オフショア口座の注意点としましては、以下のような点があげられます。

注意点 ・ラブアンのオフショア口座はマレーシアのオンショア口座に振り込みを行った場合、海外送金(仕向送金)扱いとなります。そのため、オフショア口座を利用した場合、資金移動のたびに海外送金手数料(20USD程度~/回)が適用される点にご注意ください。
・海外送金はインターネットバンキングで送金指示をすることが可能な銀行も多くありますが、海外送金は国内送金のように電子取引での振込・振替処理とは異なります。一般的な国内向けのインターネットバンキングでは振込処理完了後、数秒~数分後には送金が完了となりますが、海外送金は銀行員がすべて手作業で処理を行うため、資金移動に若干時間がかかる点にご注意ください。
・オフショア口座ではマレーシアリンギット建ての取引が禁止されているため、アメリカドル、ユーロ、ポンド、日本円など、外貨口座のみ開設が可能となっています。
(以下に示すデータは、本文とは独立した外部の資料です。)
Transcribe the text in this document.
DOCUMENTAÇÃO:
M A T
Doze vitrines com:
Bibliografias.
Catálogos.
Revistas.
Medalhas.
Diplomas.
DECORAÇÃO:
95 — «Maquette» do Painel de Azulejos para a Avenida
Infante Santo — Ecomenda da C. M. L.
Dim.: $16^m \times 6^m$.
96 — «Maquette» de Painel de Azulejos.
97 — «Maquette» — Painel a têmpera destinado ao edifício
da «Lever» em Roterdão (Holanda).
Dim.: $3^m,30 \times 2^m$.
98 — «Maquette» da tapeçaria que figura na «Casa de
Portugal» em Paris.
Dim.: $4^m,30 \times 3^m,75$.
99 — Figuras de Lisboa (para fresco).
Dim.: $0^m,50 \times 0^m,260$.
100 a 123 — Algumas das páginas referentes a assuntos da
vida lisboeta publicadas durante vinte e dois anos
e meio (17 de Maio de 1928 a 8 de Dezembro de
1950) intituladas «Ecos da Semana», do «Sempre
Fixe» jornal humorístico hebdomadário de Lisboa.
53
そのため、マレーシア国内への送金を頻繁に行う場合は送金手数料が国内振り込みよりも非常に高額となるため注意が必要です(一度オンショア口座に資金移動し、その後、振込振替をするという方法もあります)。
・マネーロンダリング防止のため、オフショア口座ではATMカードの発行を行っていない銀行が大半を占めます。その理由として、オフショア口座に預金をした後、本国のATMで現金を引き出す行為が続出したためと言われています。ラブアンオフショア口座開設によるATMカード及びクレジットカードの発行はほぼ不可能とお考えください。
・オフショア口座の開設にはオンショア口座ですでに取引を行っている顧客を対象にサービスを提供している銀行が多く、基本的には法人設立登記直後の口座開設は困難となっています。